Une fois que j’ai vu que ça coinçait comme prévu

J’ai raté une coupe sur une planche où le fil changeait brutalement près d’un nœud. La lame trop fine a accroché, puis la coupe a dévié de 2 mm d’un seul coup. La lame a soudain dévié sur les derniers millimètres, provoquant un éclat net sur l’arête, là où j’avais négligé l’amorce au cutter.

Je savais déjà que le défaut venait du départ, pas de la fin. Je n’avais pas fait d’amorce propre, je poussais trop fort au lieu de tirer souplement, et je laissais la chute partir sans soutien. Je me suis senti bête, parce que ces trois erreurs se lisent tout de suite sur l’onglet.

J’ai repris la ligne au cutter sur 3 mm, puis j’ai reposé la pièce dans la boîte à onglets. La lame a pris le fil dès qu’une amorce a été bien faite au cutter, et le trait s’est refermé. Je suis revenu à des passes plus courtes, sans écraser la lame, et l’angle a retrouvé sa fermeture.

Quand j’ai plaqué les deux onglets l’un contre l’autre, j’ai vu un jour en triangle au milieu. Là, j’ai été convaincu que la coupe avait glissé de biais alors qu’elle me semblait propre au sciage. J’ai gardé cette pièce ratée sur l’établi, parce que ce triangle disait plus que mes notes.

Ce que je retiens après avoir mis les deux onglets côte à côte

En tant que menuisier, j’ai fini par préférer la japonaise sur les coupes visibles de cette série. Ma Gyokucho a donné 0,7 mm de déviation moyenne contre 1,2 mm avec ma Stanley.
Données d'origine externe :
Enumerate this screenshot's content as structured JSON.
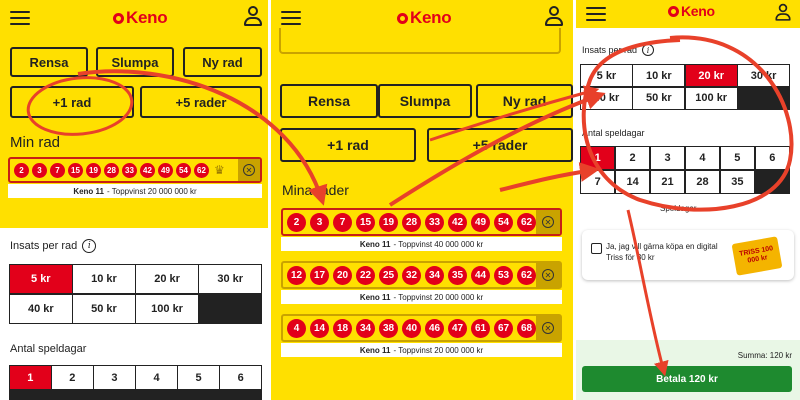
{
  "colors": {
    "brand_yellow": "#ffe000",
    "brand_red": "#e2001a",
    "pay_green": "#1e8a2f",
    "annotation_red": "#e8412a"
  },
  "app": {
    "logo_text": "Keno"
  },
  "panel1": {
    "buttons": {
      "rensa": "Rensa",
      "slumpa": "Slumpa",
      "ny_rad": "Ny rad",
      "plus1": "+1 rad",
      "plus5": "+5 rader"
    },
    "section_title": "Min rad",
    "row": {
      "numbers": [
        "2",
        "3",
        "7",
        "15",
        "19",
        "28",
        "33",
        "42",
        "49",
        "54",
        "62"
      ],
      "game": "Keno 11",
      "prize": "- Toppvinst 20 000 000 kr"
    },
    "stake": {
      "label": "Insats per rad",
      "info": "i",
      "options": [
        "5 kr",
        "10 kr",
        "20 kr",
        "30 kr",
        "40 kr",
        "50 kr",
        "100 kr"
      ],
      "selected": "5 kr"
    },
    "days": {
      "label": "Antal speldagar",
      "options": [
        "1",
        "2",
        "3",
        "4",
        "5",
        "6"
      ],
      "selected": "1"
    }
  },
  "panel2": {
    "buttons": {
      "rensa": "Rensa",
      "slumpa": "Slumpa",
      "ny_rad": "Ny rad",
      "plus1": "+1 rad",
      "plus5": "+5 rader"
    },
    "section_title": "Mina rader",
    "rows": [
      {
        "numbers": [
          "2",
          "3",
          "7",
          "15",
          "19",
          "28",
          "33",
          "42",
          "49",
          "54",
          "62"
        ],
        "game": "Keno 11",
        "prize": "- Toppvinst 40 000 000 kr"
      },
      {
        "numbers": [
          "12",
          "17",
          "20",
          "22",
          "25",
          "32",
          "34",
          "35",
          "44",
          "53",
          "62"
        ],
        "game": "Keno 11",
        "prize": "- Toppvinst 20 000 000 kr"
      },
      {
        "numbers": [
          "4",
          "14",
          "18",
          "34",
          "38",
          "40",
          "46",
          "47",
          "61",
          "67",
          "68"
        ],
        "game": "Keno 11",
        "prize": "- Toppvinst 20 000 000 kr"
      }
    ]
  },
  "panel3": {
    "stake": {
      "label": "Insats per rad",
      "info": "i",
      "options": [
        "5 kr",
        "10 kr",
        "20 kr",
        "30 kr",
        "40 kr",
        "50 kr",
        "100 kr"
      ],
      "selected": "20 kr"
    },
    "days": {
      "label": "Antal speldagar",
      "options": [
        "1",
        "2",
        "3",
        "4",
        "5",
        "6",
        "7",
        "14",
        "21",
        "28",
        "35"
      ],
      "selected": "1"
    },
    "days_caption": "Speldagar",
    "triss": {
      "text": "Ja, jag vill gärna köpa en digital Triss för 30 kr",
      "image_text": "TRISS 100 000 kr"
    },
    "summa": "Summa: 120 kr",
    "pay_label": "Betala 120 kr"
  }
}
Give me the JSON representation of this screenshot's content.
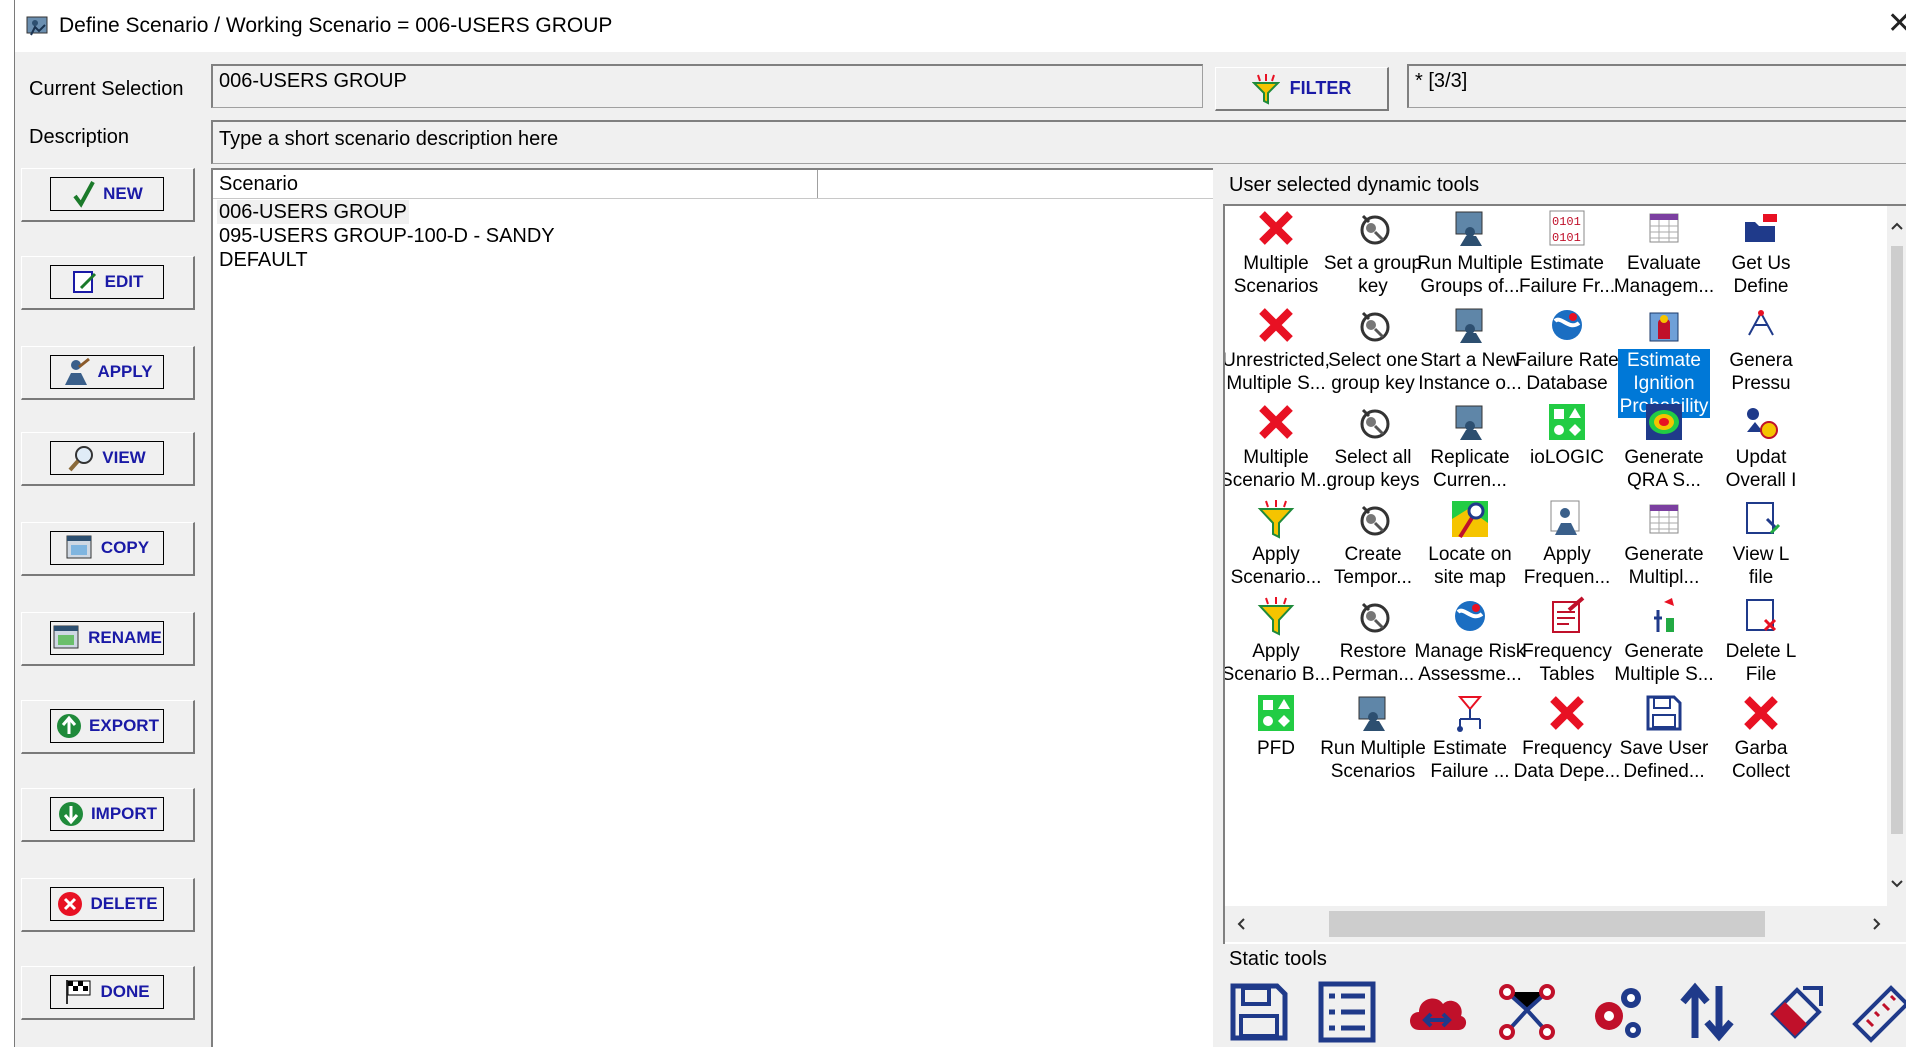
{
  "window": {
    "title": "Define Scenario / Working Scenario = 006-USERS GROUP",
    "close_glyph": "✕"
  },
  "current_selection": {
    "label": "Current Selection",
    "value": "006-USERS GROUP"
  },
  "filter": {
    "label": "FILTER",
    "count": "* [3/3]"
  },
  "description": {
    "label": "Description",
    "value": "Type a short scenario description here"
  },
  "side_buttons": [
    {
      "label": "NEW",
      "icon": "check-icon"
    },
    {
      "label": "EDIT",
      "icon": "edit-icon"
    },
    {
      "label": "APPLY",
      "icon": "apply-icon"
    },
    {
      "label": "VIEW",
      "icon": "magnifier-icon"
    },
    {
      "label": "COPY",
      "icon": "copy-icon"
    },
    {
      "label": "RENAME",
      "icon": "rename-icon"
    },
    {
      "label": "EXPORT",
      "icon": "export-icon"
    },
    {
      "label": "IMPORT",
      "icon": "import-icon"
    },
    {
      "label": "DELETE",
      "icon": "delete-icon"
    },
    {
      "label": "DONE",
      "icon": "checkered-flag-icon"
    }
  ],
  "scenario_list": {
    "header": "Scenario",
    "rows": [
      "006-USERS GROUP",
      "095-USERS GROUP-100-D - SANDY",
      "DEFAULT"
    ],
    "selected_index": 0
  },
  "dynamic_tools": {
    "label": "User selected dynamic tools",
    "items": [
      {
        "line1": "Multiple",
        "line2": "Scenarios",
        "icon": "red-x-icon"
      },
      {
        "line1": "Set a group",
        "line2": "key",
        "icon": "key-group-icon"
      },
      {
        "line1": "Run Multiple",
        "line2": "Groups of...",
        "icon": "run-person-icon"
      },
      {
        "line1": "Estimate",
        "line2": "Failure Fr...",
        "icon": "binary-icon"
      },
      {
        "line1": "Evaluate",
        "line2": "Managem...",
        "icon": "table-icon"
      },
      {
        "line1": "Get Us",
        "line2": "Define",
        "icon": "open-folder-icon"
      },
      {
        "line1": "Unrestricted,",
        "line2": "Multiple S...",
        "icon": "red-x-icon"
      },
      {
        "line1": "Select one",
        "line2": "group key",
        "icon": "key-group-icon"
      },
      {
        "line1": "Start a New",
        "line2": "Instance o...",
        "icon": "run-person-icon"
      },
      {
        "line1": "Failure Rate",
        "line2": "Database",
        "icon": "globe-icon"
      },
      {
        "line1": "Estimate",
        "line2": "Ignition",
        "line3": "Probability",
        "icon": "ignition-icon",
        "selected": true
      },
      {
        "line1": "Genera",
        "line2": "Pressu",
        "icon": "pressure-icon"
      },
      {
        "line1": "Multiple",
        "line2": "Scenario M...",
        "icon": "red-x-icon"
      },
      {
        "line1": "Select all",
        "line2": "group keys",
        "icon": "key-group-icon"
      },
      {
        "line1": "Replicate",
        "line2": "Curren...",
        "icon": "run-person-icon"
      },
      {
        "line1": "ioLOGIC",
        "line2": "",
        "icon": "logic-blocks-icon"
      },
      {
        "line1": "Generate",
        "line2": "QRA S...",
        "icon": "contour-icon"
      },
      {
        "line1": "Updat",
        "line2": "Overall I",
        "icon": "update-icon"
      },
      {
        "line1": "Apply",
        "line2": "Scenario...",
        "icon": "funnel-icon"
      },
      {
        "line1": "Create",
        "line2": "Tempor...",
        "icon": "key-group-icon"
      },
      {
        "line1": "Locate on",
        "line2": "site map",
        "icon": "map-icon"
      },
      {
        "line1": "Apply",
        "line2": "Frequen...",
        "icon": "apply-person-icon"
      },
      {
        "line1": "Generate",
        "line2": "Multipl...",
        "icon": "table-icon"
      },
      {
        "line1": "View L",
        "line2": "file",
        "icon": "view-log-icon"
      },
      {
        "line1": "Apply",
        "line2": "Scenario B...",
        "icon": "funnel-icon"
      },
      {
        "line1": "Restore",
        "line2": "Perman...",
        "icon": "key-group-icon"
      },
      {
        "line1": "Manage Risk",
        "line2": "Assessme...",
        "icon": "globe-icon"
      },
      {
        "line1": "Frequency",
        "line2": "Tables",
        "icon": "doc-edit-icon"
      },
      {
        "line1": "Generate",
        "line2": "Multiple S...",
        "icon": "probe-icon"
      },
      {
        "line1": "Delete L",
        "line2": "File",
        "icon": "delete-log-icon"
      },
      {
        "line1": "PFD",
        "line2": "",
        "icon": "logic-blocks-icon"
      },
      {
        "line1": "Run Multiple",
        "line2": "Scenarios",
        "icon": "run-person-icon"
      },
      {
        "line1": "Estimate",
        "line2": "Failure ...",
        "icon": "failure-tree-icon"
      },
      {
        "line1": "Frequency",
        "line2": "Data Depe...",
        "icon": "red-x-icon"
      },
      {
        "line1": "Save User",
        "line2": "Defined...",
        "icon": "save-icon"
      },
      {
        "line1": "Garba",
        "line2": "Collect",
        "icon": "red-x-icon"
      }
    ]
  },
  "static_tools": {
    "label": "Static tools",
    "items": [
      "save-icon",
      "list-icon",
      "cloud-transfer-icon",
      "network-icon",
      "gears-icon",
      "sort-arrows-icon",
      "eraser-icon",
      "ruler-icon"
    ]
  },
  "colors": {
    "accent": "#1a1aa6",
    "selection": "#0078d7",
    "red": "#e81123",
    "panel": "#f0f0f0"
  }
}
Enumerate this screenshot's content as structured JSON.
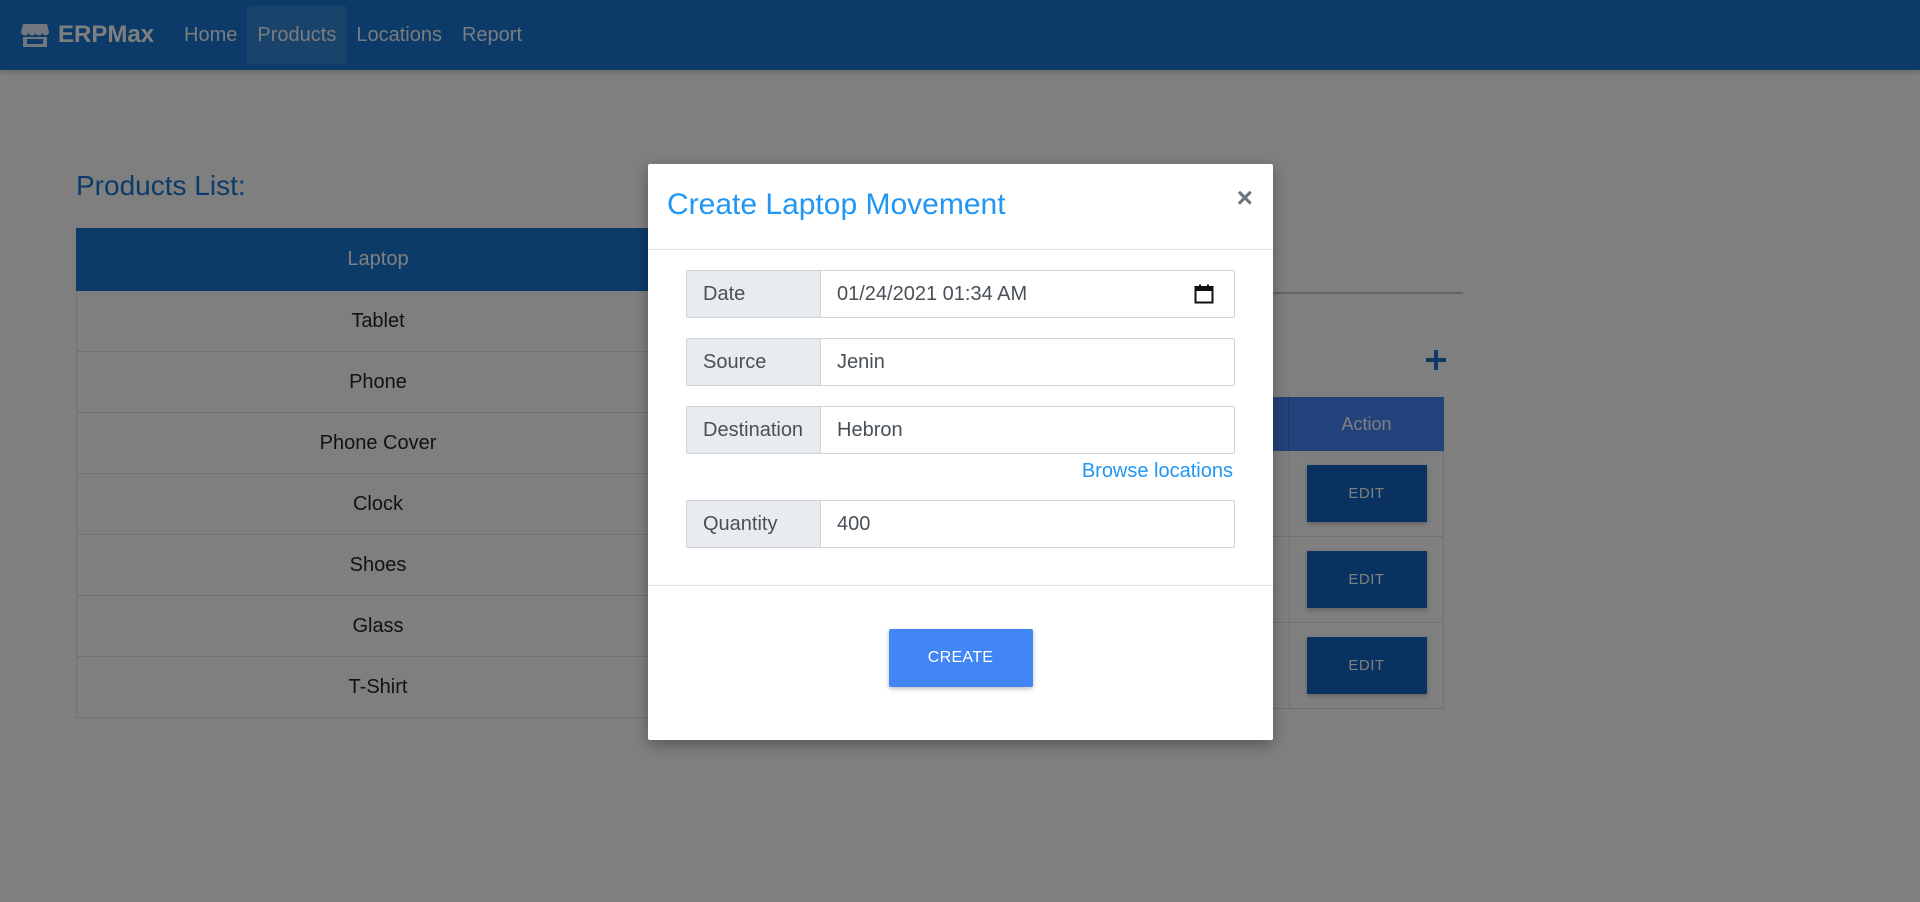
{
  "navbar": {
    "brand": "ERPMax",
    "brand_icon": "store-icon",
    "links": [
      "Home",
      "Products",
      "Locations",
      "Report"
    ],
    "active_link": "Products",
    "color": "#1976d2"
  },
  "products": {
    "title": "Products List:",
    "items": [
      "Laptop",
      "Tablet",
      "Phone",
      "Phone Cover",
      "Clock",
      "Shoes",
      "Glass",
      "T-Shirt"
    ],
    "selected": "Laptop"
  },
  "movements_table": {
    "action_header": "Action",
    "edit_label": "EDIT",
    "rows": 3
  },
  "modal": {
    "title": "Create Laptop Movement",
    "close_symbol": "×",
    "fields": {
      "date": {
        "label": "Date",
        "value": "01/24/2021 01:34  AM"
      },
      "source": {
        "label": "Source",
        "value": "Jenin"
      },
      "destination": {
        "label": "Destination",
        "value": "Hebron"
      },
      "quantity": {
        "label": "Quantity",
        "value": "400"
      }
    },
    "browse_link": "Browse locations",
    "create_label": "CREATE"
  }
}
J’ai aussi vu moins d’arrachement visible, et j’ai gagné du temps au papier.

Je ne la trouve pas tolérante quand je veux aller trop vite. Sans amorce au cutter, sans chute soutenue, ou sur un bois noueux, la lame chasse et le trait s’ouvre d’un côté. Je ne peux pas prétendre que ce comportement colle à tous les bois, parce que je n’ai testé que ce chêne sec et une autre pièce nerveuse.

Pour quelqu’un qui accepte de ralentir et de poser un vrai guidage, je garde la japonaise en tête pour les plinthes, les tasseaux et les baguettes visibles. Pour une coupe rapide, brute ou de chantier, je reprends la Stanley sans discuter. Je préfère dire ça comme ça, parce que mon test me montre une différence de geste plus qu’une hiérarchie absolue.

Si je devais changer une chose, je regarderais d’abord la rigidité du guidage plutôt que la lame seule.

  • une boîte à onglets plus rigide
  • une scie à onglet électrique
  • une lame japonaise plus épaisse

Au final, ma Stanley reste plus brute, mais ma Gyokucho m’a donné la coupe la plus propre sur ce test. Pour une finition visible, je choisis la japonaise à condition de soutenir la chute et de prendre le temps de l’amorce. Je m’arrête là-dessus, parce que le dernier triangle de jeu que j’ai vu m’a confirmé le reste.